— А что? Я задел тебя?
— Задел? Еще как! По щеке, сука, по больной! Я тебе кирпич придвигаю, а ты локтем!
— Тихо! Тихо! Кто-то идет! Он!
— Слепая кишка! Он! Да ты когда-нибудь видел, чтобы Мишка пьян был? А этого вон как повело. Как Мишка пойдет, я тебя трону за плечо, — сигнал дам, а ты сразу — кирпичиной по кумполу, да не промажь! А то засекут нас!
— А что? Могут поймать?
— Вот нюня! Сто раз спрашивал, сто раз тебе отвечал, сто первый повторяю: нет, не поймают. Мы его кирпичом по кумполу… потом выскочим и дрыной втянем по хребтине! Досмерти все равно эту тварь живучую не убьешь. А дело сделаем! И денежки наши! Если мы Мишку не искалечим, он нас за решетку упрячет. Ведь попадемся с товаром все равно. Да что я тебе толкую! Хлеб хочешь с маслом и икрой жрать, а работать, так — дядя?!
— Да жалко вроде, он же меня из реки вытащил, когда я тонул.
— Ишь ты!
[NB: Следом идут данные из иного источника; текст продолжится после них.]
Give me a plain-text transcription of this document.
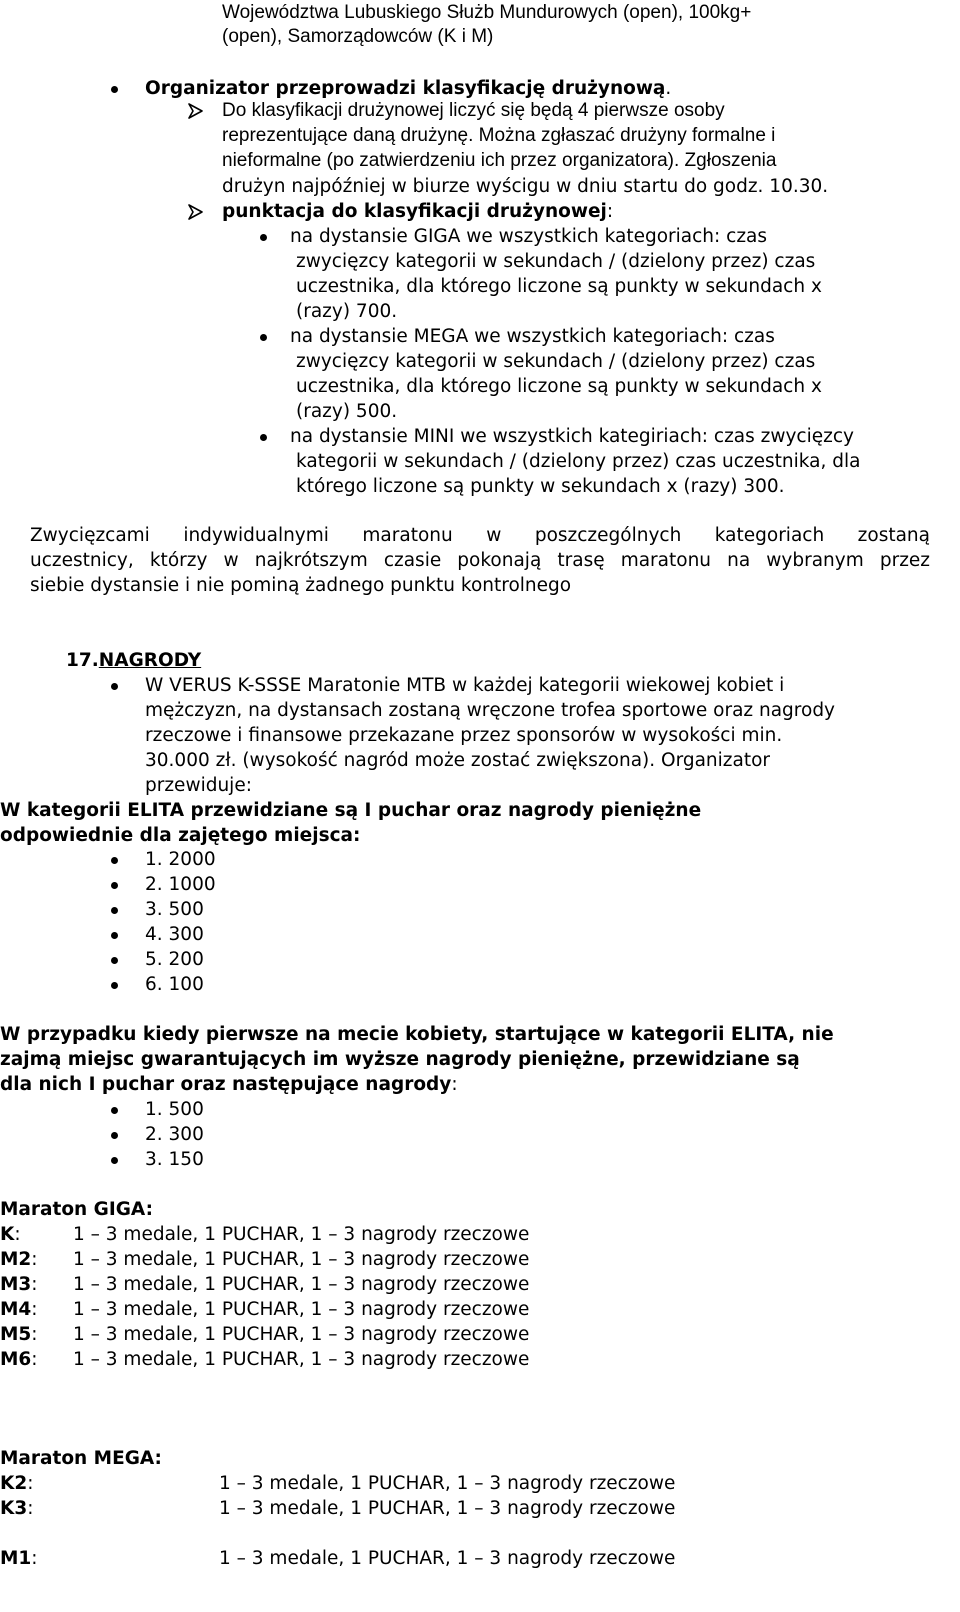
Województwa Lubuskiego Służb Mundurowych (open), 100kg+
(open), Samorządowców (K i M)
Organizator przeprowadzi klasyfikację drużynową.
Do klasyfikacji drużynowej liczyć się będą 4 pierwsze osoby
reprezentujące daną drużynę. Można zgłaszać drużyny formalne i
nieformalne (po zatwierdzeniu ich przez organizatora). Zgłoszenia
drużyn najpóźniej w biurze wyścigu w dniu startu do godz. 10.30.
punktacja do klasyfikacji drużynowej:
na dystansie GIGA we wszystkich kategoriach: czas
zwycięzcy kategorii w sekundach / (dzielony przez) czas
uczestnika, dla którego liczone są punkty w sekundach x
(razy) 700.
na dystansie MEGA we wszystkich kategoriach: czas
zwycięzcy kategorii w sekundach / (dzielony przez) czas
uczestnika, dla którego liczone są punkty w sekundach x
(razy) 500.
na dystansie MINI we wszystkich kategiriach: czas zwycięzcy
kategorii w sekundach / (dzielony przez) czas uczestnika, dla
którego liczone są punkty w sekundach x (razy) 300.
Zwycięzcami indywidualnymi maratonu w poszczególnych kategoriach zostaną
uczestnicy, którzy w najkrótszym czasie pokonają trasę maratonu na wybranym przez
siebie dystansie i nie pominą żadnego punktu kontrolnego
17.NAGRODY
W VERUS K-SSSE Maratonie MTB w każdej kategorii wiekowej kobiet i
mężczyzn, na dystansach zostaną wręczone trofea sportowe oraz nagrody
rzeczowe i finansowe przekazane przez sponsorów w wysokości min.
30.000 zł. (wysokość nagród może zostać zwiększona). Organizator
przewiduje:
W kategorii ELITA przewidziane są I puchar oraz nagrody pieniężne
odpowiednie dla zajętego miejsca:
1. 2000
2. 1000
3. 500
4. 300
5. 200
6. 100
W przypadku kiedy pierwsze na mecie kobiety, startujące w kategorii ELITA, nie
zajmą miejsc gwarantujących im wyższe nagrody pieniężne, przewidziane są
dla nich I puchar oraz następujące nagrody:
1. 500
2. 300
3. 150
Maraton GIGA:
K:	1 – 3 medale, 1 PUCHAR, 1 – 3 nagrody rzeczowe
M2: 1 – 3 medale, 1 PUCHAR, 1 – 3 nagrody rzeczowe
M3: 1 – 3 medale, 1 PUCHAR, 1 – 3 nagrody rzeczowe
M4: 1 – 3 medale, 1 PUCHAR, 1 – 3 nagrody rzeczowe
M5: 1 – 3 medale, 1 PUCHAR, 1 – 3 nagrody rzeczowe
M6: 1 – 3 medale, 1 PUCHAR, 1 – 3 nagrody rzeczowe
Maraton MEGA:
K2:	1 – 3 medale, 1 PUCHAR, 1 – 3 nagrody rzeczowe
K3:	1 – 3 medale, 1 PUCHAR, 1 – 3 nagrody rzeczowe
M1:	1 – 3 medale, 1 PUCHAR, 1 – 3 nagrody rzeczowe
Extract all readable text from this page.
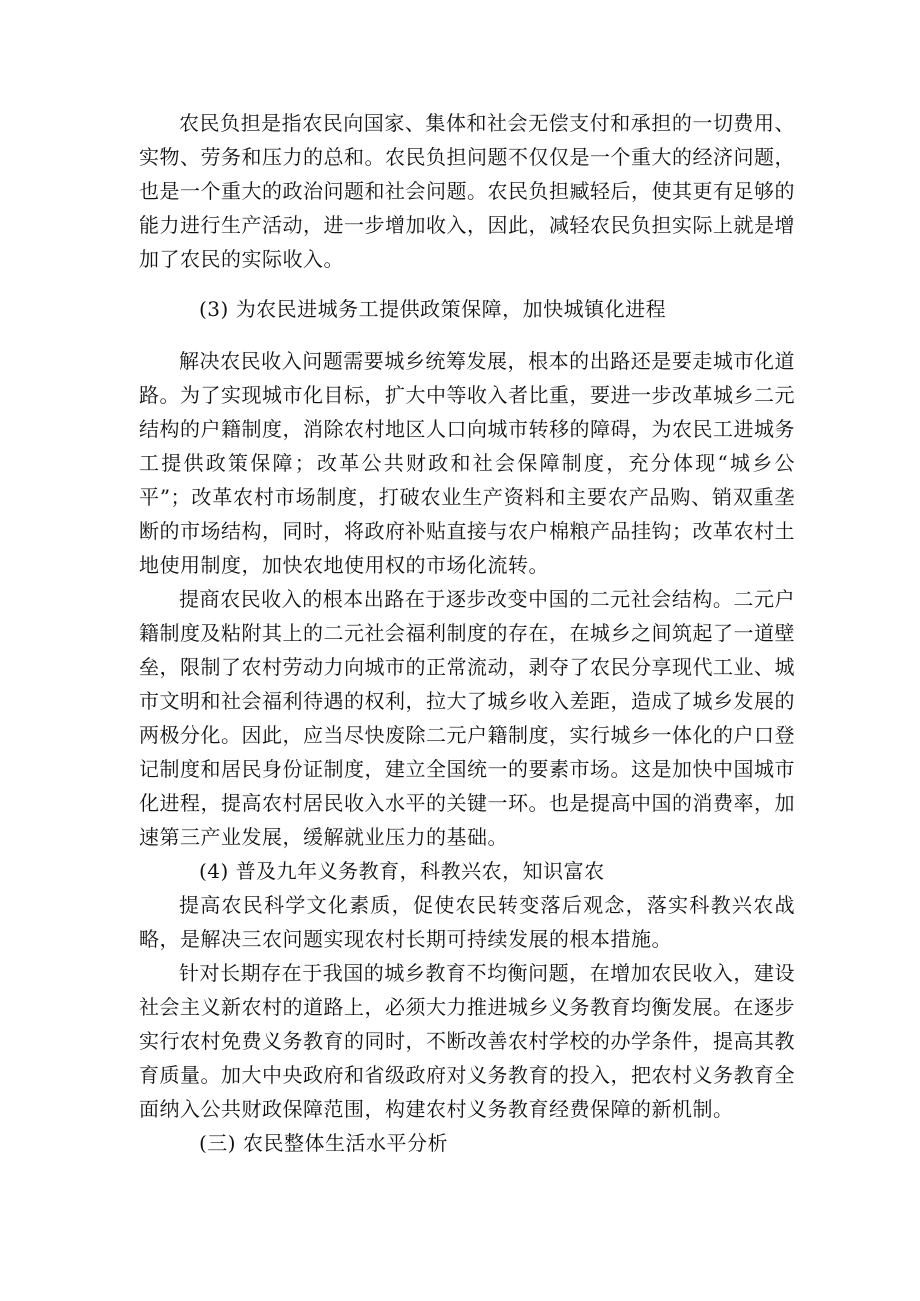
农民负担是指农民向国家、集体和社会无偿支付和承担的一切费用、实物、劳务和压力的总和。农民负担问题不仅仅是一个重大的经济问题，也是一个重大的政治问题和社会问题。农民负担臧轻后，使其更有足够的能力进行生产活动，进一步增加收入，因此，减轻农民负担实际上就是增加了农民的实际收入。

(3) 为农民进城务工提供政策保障，加快城镇化进程

解决农民收入问题需要城乡统筹发展，根本的出路还是要走城市化道路。为了实现城市化目标，扩大中等收入者比重，要进一步改革城乡二元结构的户籍制度，消除农村地区人口向城市转移的障碍，为农民工进城务工提供政策保障；改革公共财政和社会保障制度，充分体现“城乡公平”；改革农村市场制度，打破农业生产资料和主要农产品购、销双重垄断的市场结构，同时，将政府补贴直接与农户棉粮产品挂钩；改革农村土地使用制度，加快农地使用权的市场化流转。

提商农民收入的根本出路在于逐步改变中国的二元社会结构。二元户籍制度及粘附其上的二元社会福利制度的存在，在城乡之间筑起了一道壁垒，限制了农村劳动力向城市的正常流动，剥夺了农民分享现代工业、城市文明和社会福利待遇的权利，拉大了城乡收入差距，造成了城乡发展的两极分化。因此，应当尽快废除二元户籍制度，实行城乡一体化的户口登记制度和居民身份证制度，建立全国统一的要素市场。这是加快中国城市化进程，提高农村居民收入水平的关键一环。也是提高中国的消费率，加速第三产业发展，缓解就业压力的基础。

(4) 普及九年义务教育，科教兴农，知识富农

提高农民科学文化素质，促使农民转变落后观念，落实科教兴农战略，是解决三农问题实现农村长期可持续发展的根本措施。

针对长期存在于我国的城乡教育不均衡问题，在增加农民收入，建设社会主义新农村的道路上，必须大力推进城乡义务教育均衡发展。在逐步实行农村免费义务教育的同时，不断改善农村学校的办学条件，提高其教育质量。加大中央政府和省级政府对义务教育的投入，把农村义务教育全面纳入公共财政保障范围，构建农村义务教育经费保障的新机制。

(三) 农民整体生活水平分析
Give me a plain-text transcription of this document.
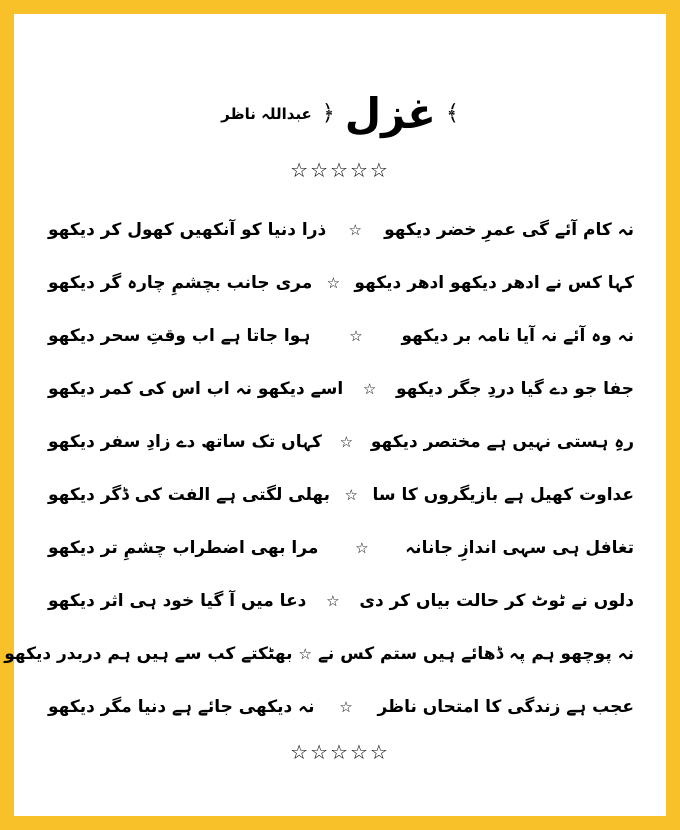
﴾
غزل
﴿
عبداللہ ناظر
☆☆☆☆☆
نہ کام آئے گی عمرِ خضر دیکھو
☆
ذرا دنیا کو آنکھیں کھول کر دیکھو
کہا کس نے ادھر دیکھو ادھر دیکھو
☆
مری جانب بچشمِ چارہ گر دیکھو
نہ وہ آئے نہ آیا نامہ بر دیکھو
☆
ہوا جاتا ہے اب وقتِ سحر دیکھو
جفا جو دے گیا دردِ جگر دیکھو
☆
اسے دیکھو نہ اب اس کی کمر دیکھو
رہِ ہستی نہیں ہے مختصر دیکھو
☆
کہاں تک ساتھ دے زادِ سفر دیکھو
عداوت کھیل ہے بازیگروں کا سا
☆
بھلی لگتی ہے الفت کی ڈگر دیکھو
تغافل ہی سہی اندازِ جانانہ
☆
مرا بھی اضطراب چشمِ تر دیکھو
دلوں نے ٹوٹ کر حالت بیاں کر دی
☆
دعا میں آ گیا خود ہی اثر دیکھو
نہ پوچھو ہم پہ ڈھائے ہیں ستم کس نے
☆
بھٹکتے کب سے ہیں ہم دربدر دیکھو
عجب ہے زندگی کا امتحاں ناظر
☆
نہ دیکھی جائے ہے دنیا مگر دیکھو
☆☆☆☆☆
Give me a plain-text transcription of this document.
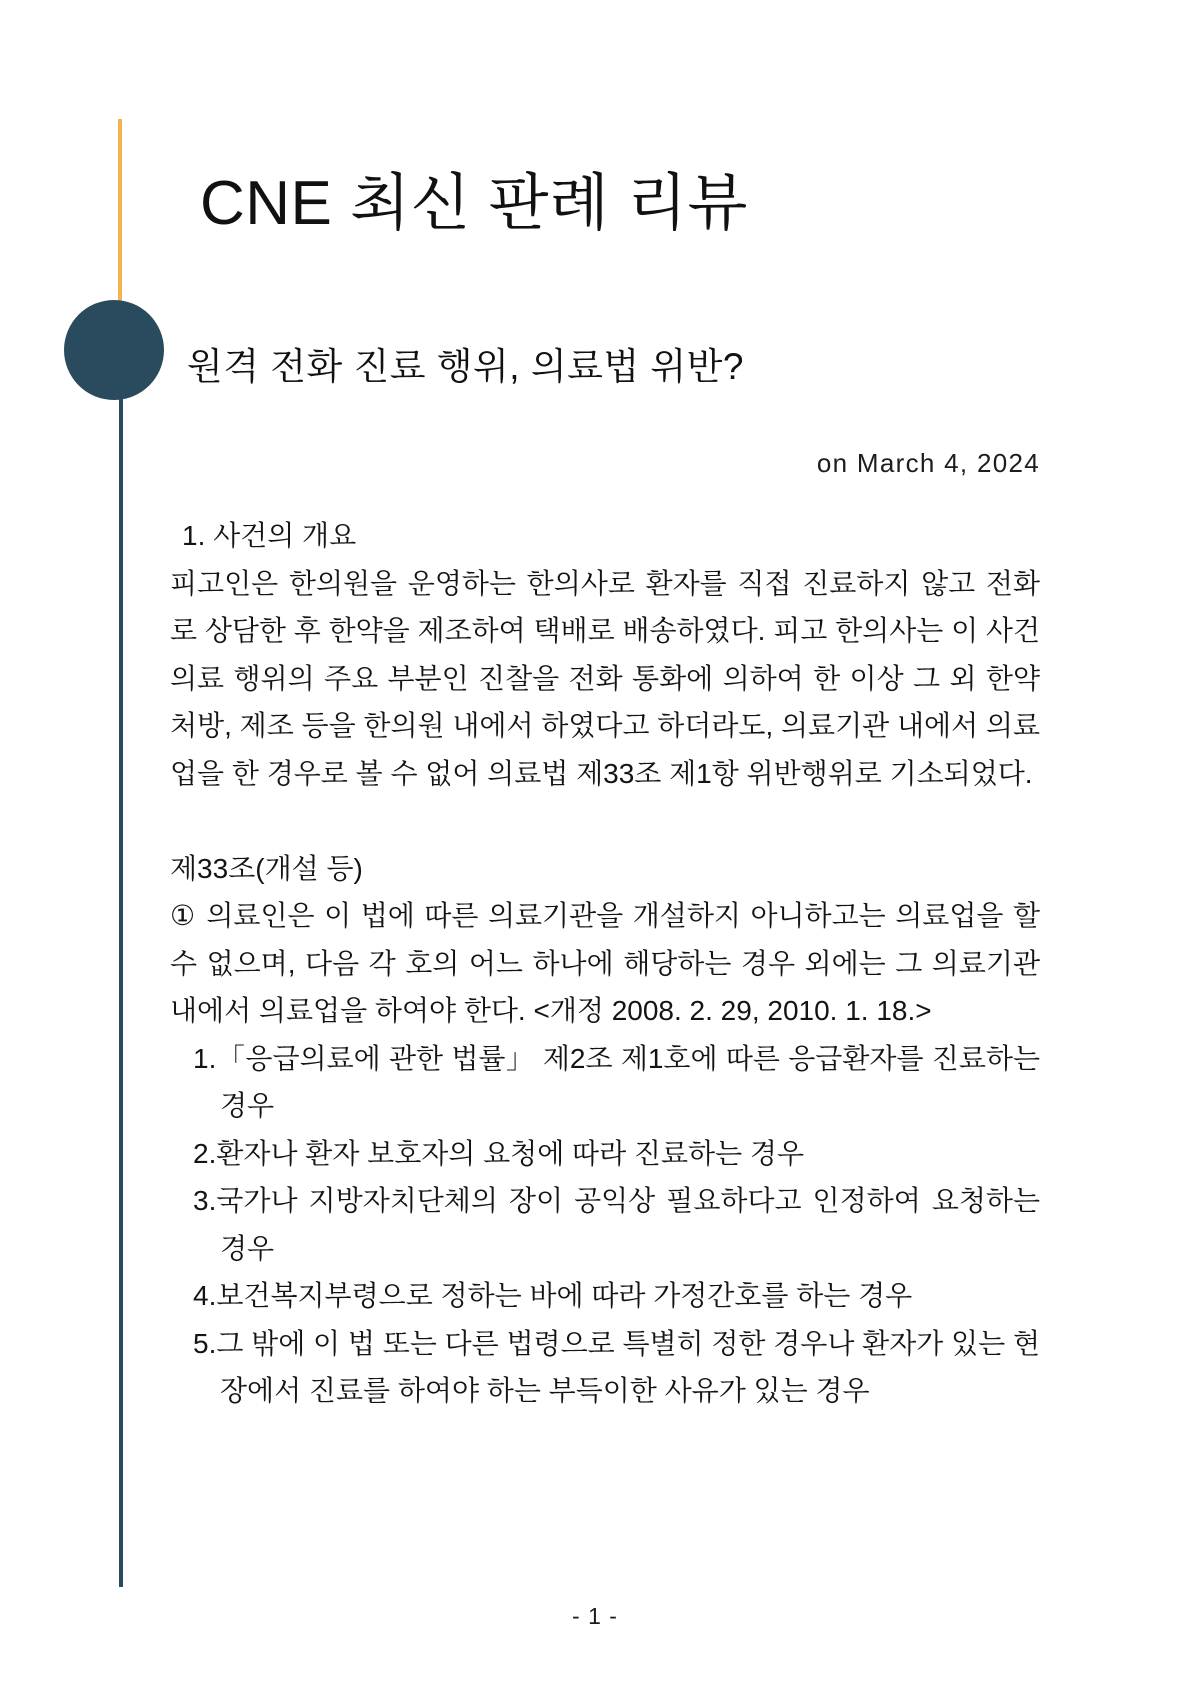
CNE 최신 판례 리뷰
원격 전화 진료 행위, 의료법 위반?
on March 4, 2024
1. 사건의 개요

피고인은 한의원을 운영하는 한의사로 환자를 직접 진료하지 않고 전화로 상담한 후 한약을 제조하여 택배로 배송하였다. 피고 한의사는 이 사건 의료 행위의 주요 부분인 진찰을 전화 통화에 의하여 한 이상 그 외 한약 처방, 제조 등을 한의원 내에서 하였다고 하더라도, 의료기관 내에서 의료업을 한 경우로 볼 수 없어 의료법 제33조 제1항 위반행위로 기소되었다.

제33조(개설 등)

① 의료인은 이 법에 따른 의료기관을 개설하지 아니하고는 의료업을 할 수 없으며, 다음 각 호의 어느 하나에 해당하는 경우 외에는 그 의료기관 내에서 의료업을 하여야 한다. <개정 2008. 2. 29, 2010. 1. 18.>

1.「응급의료에 관한 법률」 제2조 제1호에 따른 응급환자를 진료하는 경우
2.환자나 환자 보호자의 요청에 따라 진료하는 경우
3.국가나 지방자치단체의 장이 공익상 필요하다고 인정하여 요청하는 경우
4.보건복지부령으로 정하는 바에 따라 가정간호를 하는 경우
5.그 밖에 이 법 또는 다른 법령으로 특별히 정한 경우나 환자가 있는 현장에서 진료를 하여야 하는 부득이한 사유가 있는 경우
- 1 -
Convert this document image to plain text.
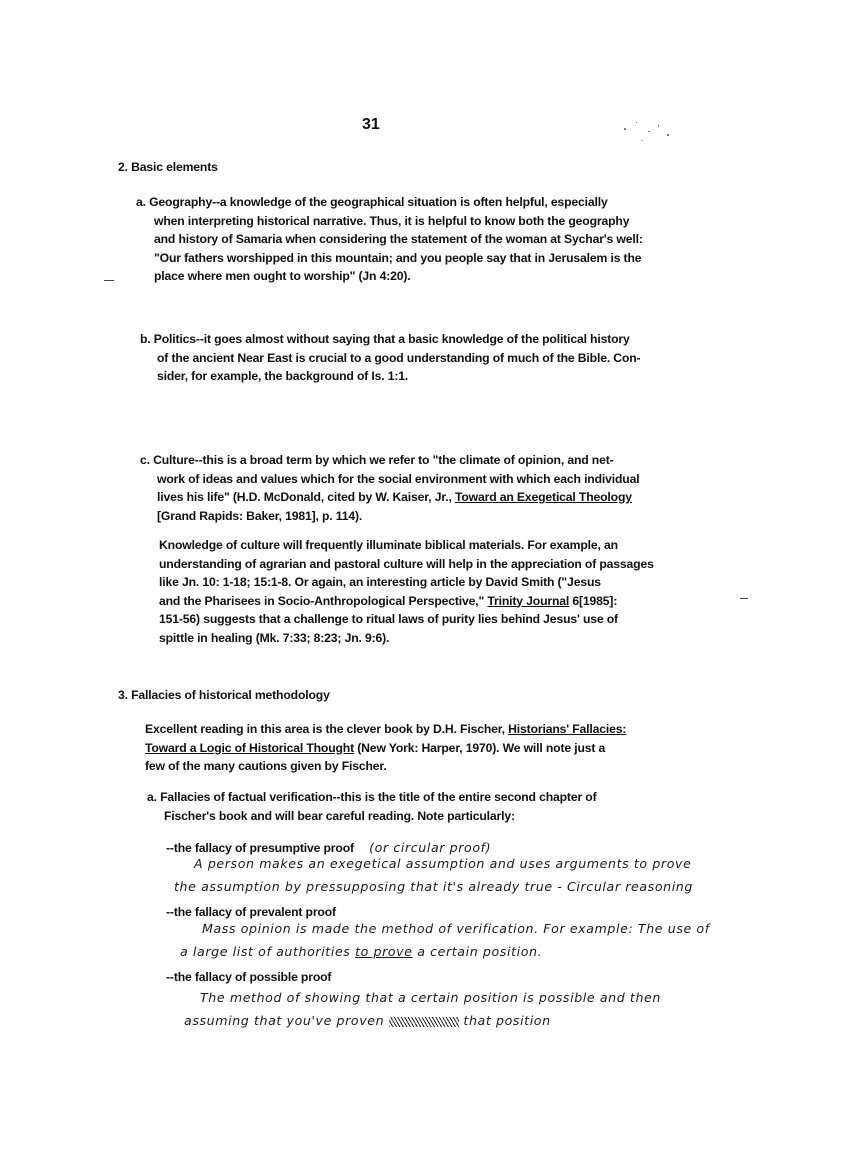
31
2. Basic elements
a. Geography--a knowledge of the geographical situation is often helpful, especially
when interpreting historical narrative. Thus, it is helpful to know both the geography
and history of Samaria when considering the statement of the woman at Sychar's well:
"Our fathers worshipped in this mountain; and you people say that in Jerusalem is the
place where men ought to worship" (Jn 4:20).
b. Politics--it goes almost without saying that a basic knowledge of the political history
of the ancient Near East is crucial to a good understanding of much of the Bible. Con-
sider, for example, the background of Is. 1:1.
c. Culture--this is a broad term by which we refer to "the climate of opinion, and net-
work of ideas and values which for the social environment with which each individual
lives his life" (H.D. McDonald, cited by W. Kaiser, Jr., Toward an Exegetical Theology
[Grand Rapids: Baker, 1981], p. 114).
Knowledge of culture will frequently illuminate biblical materials. For example, an
understanding of agrarian and pastoral culture will help in the appreciation of passages
like Jn. 10: 1-18; 15:1-8. Or again, an interesting article by David Smith ("Jesus
and the Pharisees in Socio-Anthropological Perspective," Trinity Journal 6[1985]:
151-56) suggests that a challenge to ritual laws of purity lies behind Jesus' use of
spittle in healing (Mk. 7:33; 8:23; Jn. 9:6).
3. Fallacies of historical methodology
Excellent reading in this area is the clever book by D.H. Fischer, Historians' Fallacies:
Toward a Logic of Historical Thought (New York: Harper, 1970). We will note just a
few of the many cautions given by Fischer.
a. Fallacies of factual verification--this is the title of the entire second chapter of
Fischer's book and will bear careful reading. Note particularly:
--the fallacy of presumptive proof (or circular proof)
A person makes an exegetical assumption and uses arguments to prove
the assumption by pressupposing that it's already true - Circular reasoning
--the fallacy of prevalent proof
Mass opinion is made the method of verification. For example: The use of
a large list of authorities to prove a certain position.
--the fallacy of possible proof
The method of showing that a certain position is possible and then
assuming that you've proven	that position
Жалость почуял. Он тебя как застукает с товаром, мигом утопит, глазом не моргнет!..
Они шептались довольно громко, не обращая внимания на пьяного. А тот доплелся до стройки, ткнулся в угол, попросил прощения. Тут его повело на другую сторону, где для верности тоже была устроена засада.
Пьяный дошлепал до забора, прислонился к нему спиной и сполз на землю. До него донесся шепот:
— Как появится, бей сразу. Да не так ты кол держишь, за самый край, сильней удар придется. По черепу ему — хрясь! Чтобы оглушить.
— А ты-то тоже не прозевай, а то вдруг не сумеешь палку сунуть в ноги. Ты между ног ему, чтобы он с копыт долой. Понял, промеж ног!
— Учи ученого!
— А где этот пьяный? Что-то не слышно его извинений…
— Дрыхнет небось в подворотне!
Пьяному же казалось, что белая горячка, обещанная ему врачами, началась. Иначе… как могло быть, чтобы ночью заговорила стройка и забор? И человеческими голосами? Вдруг стало страшно, захотелось уйти от этих голосов. Попробовал подняться. На четвереньках пополз назад, к началу Пушкинской улицы, откуда ждали Михаила Кулашвили. Он уже обрадовался, что голоса о каком-то Мишке смолкли, хотел запеть, но упал лицом на водосточную решетку:
— Караул! — разглядев решетку, закричал он. — В вытрезвитель согласен, а почему за решетку посадили? За что? Я же свою получку пропиваю! За что?
Этот-то возмущенный крик и услышал Михаил. Он сошел с тротуара и направился к пьяному. А пьяный, собрав силы, пополз на середину улицы, подальше от голосов и решетки.
На середине мостовой Михаил наклонился над ним:
— Вставайте! Машина или автобус… Поднимайтесь!